How does their appearance compare with high end rods? Do the machining tolerances look good? I know the true test will come in the motor, but it's been my experience that attention to detail in manufacturing is related to quality of the product.
They look exceptional. I will be measuring and weighing them so see how consistent they are. But at face value, I’m very impressed.
 
I see most of these rods advertised with ARP2000 bolts....and question that they are genuine ARP?? Is this what your useing and do you think that will be the weakest link?
In my opinion, good rod bolts can be a gimmick. For example arp sells rod bolts for LS1’s. The only time you usually ever see rod bolts fail are from really long periods of high rpm, or in engines that have a lot of stroke, so rod angles are extreme.

In these engines, any quality rod bolt will do fine. No need to spend the extra money on an even more high end bolt if the rods come with them like I see many doing. That’s my opinion though.

As far as these rods go, I supplied my own arp bolts . I’m really curious to measure the big end of these rods when the caps are torqued down. Usually when companies do the final sizing, they torque the big end to spec then hone to size. To do that you need Molly lube. I don’t see any remanence of bolt lube in the threads. But that’s not to say that they weren’t cleaned afterwards. I will say the cleanliness of the rods out of the packing was immaculately clean. So we will see.
 
In my opinion, good rod bolts can be a gimmick. For example arp sells rod bolts for LS1’s. The only time you usually ever see rod bolts fail are from really long periods of high rpm, or in engines that have a lot of stroke, so rod angles are extreme.

In these engines, any quality rod bolt will do fine. No need to spend the extra money on an even more high end bolt if the rods come with them like I see many doing. That’s my opinion though.

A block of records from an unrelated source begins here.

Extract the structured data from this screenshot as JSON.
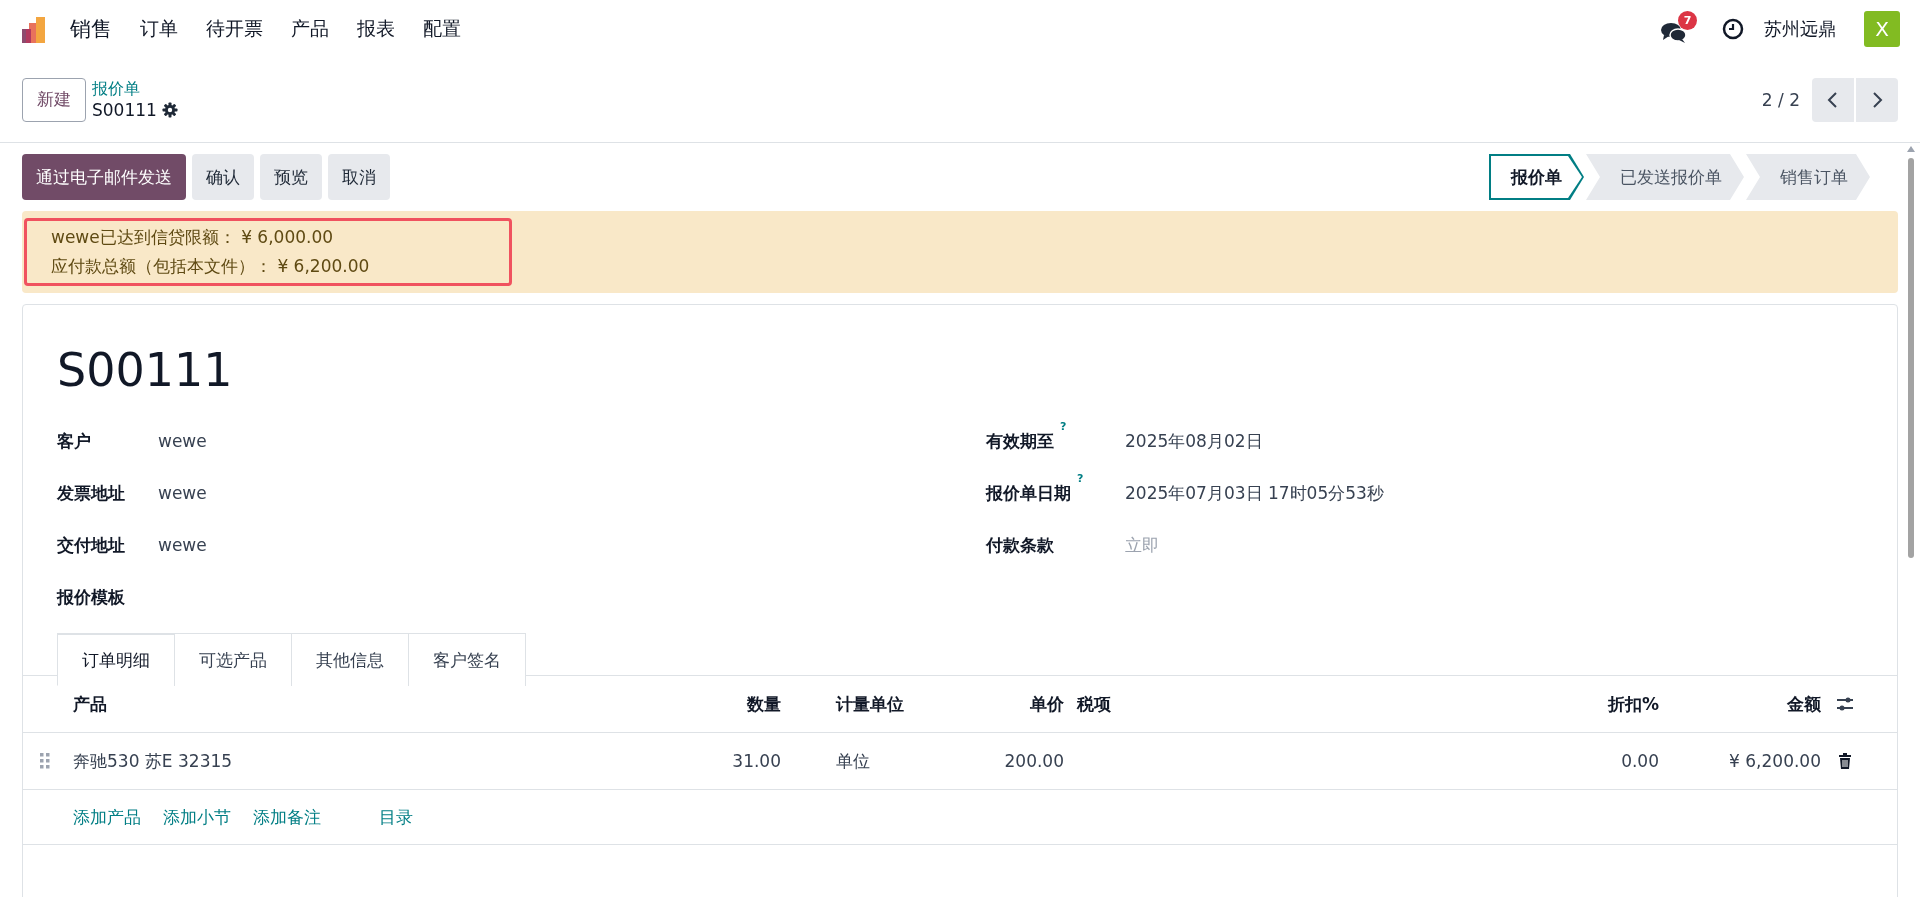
{
  "navbar": {
    "app_name": "销售",
    "menu": [
      "订单",
      "待开票",
      "产品",
      "报表",
      "配置"
    ],
    "message_count": "7",
    "company": "苏州远鼎",
    "avatar": "X"
  },
  "control_panel": {
    "new_button": "新建",
    "breadcrumb": "报价单",
    "record": "S00111",
    "pager": "2 / 2"
  },
  "actions": [
    {
      "label": "通过电子邮件发送",
      "kind": "primary"
    },
    {
      "label": "确认",
      "kind": "secondary"
    },
    {
      "label": "预览",
      "kind": "secondary"
    },
    {
      "label": "取消",
      "kind": "secondary"
    }
  ],
  "status_steps": [
    {
      "label": "报价单",
      "selected": true
    },
    {
      "label": "已发送报价单",
      "selected": false
    },
    {
      "label": "销售订单",
      "selected": false
    }
  ],
  "alert": {
    "highlighted": true,
    "lines": [
      "wewe已达到信贷限额： ¥ 6,000.00",
      "应付款总额（包括本文件）： ¥ 6,200.00"
    ]
  },
  "form": {
    "title": "S00111",
    "left_fields": [
      {
        "label": "客户",
        "value": "wewe"
      },
      {
        "label": "发票地址",
        "value": "wewe"
      },
      {
        "label": "交付地址",
        "value": "wewe"
      },
      {
        "label": "报价模板"
      }
    ],
    "right_fields": [
      {
        "label": "有效期至",
        "help": "?",
        "value": "2025年08月02日"
      },
      {
        "label": "报价单日期",
        "help": "?",
        "value": "2025年07月03日 17时05分53秒"
      },
      {
        "label": "付款条款",
        "placeholder": "立即"
      }
    ]
  },
  "tabs": [
    {
      "label": "订单明细",
      "selected": true
    },
    {
      "label": "可选产品",
      "selected": false
    },
    {
      "label": "其他信息",
      "selected": false
    },
    {
      "label": "客户签名",
      "selected": false
    }
  ],
  "table": {
    "columns": [
      "产品",
      "数量",
      "计量单位",
      "单价",
      "税项",
      "折扣%",
      "金额"
    ],
    "rows": [
      {
        "product": "奔驰530 苏E 32315",
        "quantity": "31.00",
        "uom": "单位",
        "price_unit": "200.00",
        "discount": "0.00",
        "subtotal": "¥ 6,200.00"
      }
    ],
    "add_links": [
      "添加产品",
      "添加小节",
      "添加备注",
      "目录"
    ]
  }
}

As far as these rods go, I supplied my own arp bolts . I’m really curious to measure the big end of these rods when the caps are torqued down. Usually when companies do the final sizing, they torque the big end to spec then hone to size. To do that you need Molly lube. I don’t see any remanence of bolt lube in the threads. But that’s not to say that they weren’t cleaned afterwards. I will say the cleanliness of the rods out of the packing was immaculately clean. So we will see.

That is the one of the biggest complaints I have seem about the cheap rods in general, the big ends are not round because of the reason you said. There are alot of guys in the car world that drop them in and make BIG power though! Cant wait to see your results and have a funny feeling that they are gonna work just fine.
 
That is the one of the biggest complaints I have seem about the cheap rods in general, the big ends are not round because of the reason you said. There are alot of guys in the car world that drop them in and make BIG power though! Cant wait to see your results and have a funny feeling that they are gonna work just fine.
Exactly.

My thoughts are, if a compressed bellybutton lint aluminum rod can hang 350-400hp for a little while, a forged steel rod should handle that no sweat no matter how cheap it is. As long as it’s not hollow, it should be fine.
 
Just a quick question about the clutch you are running.

I know you slowly ramped in torque on the dyno. Do you think a set of HD clutch springs (the rest stock clutch) would hold 350hp 200tq if you ramped in the tq hard?
 
Just a quick question about the clutch you are running.

I know you slowly ramped in torque on the dyno. Do you think a set of HD clutch springs (the rest stock clutch) would hold 350hp 200tq if you ramped in the tq hard?
If they would, most people wouldn't have a lockup.....
I'd imagine it'd drive through the clutch if you brought it in hard, hd springs or not.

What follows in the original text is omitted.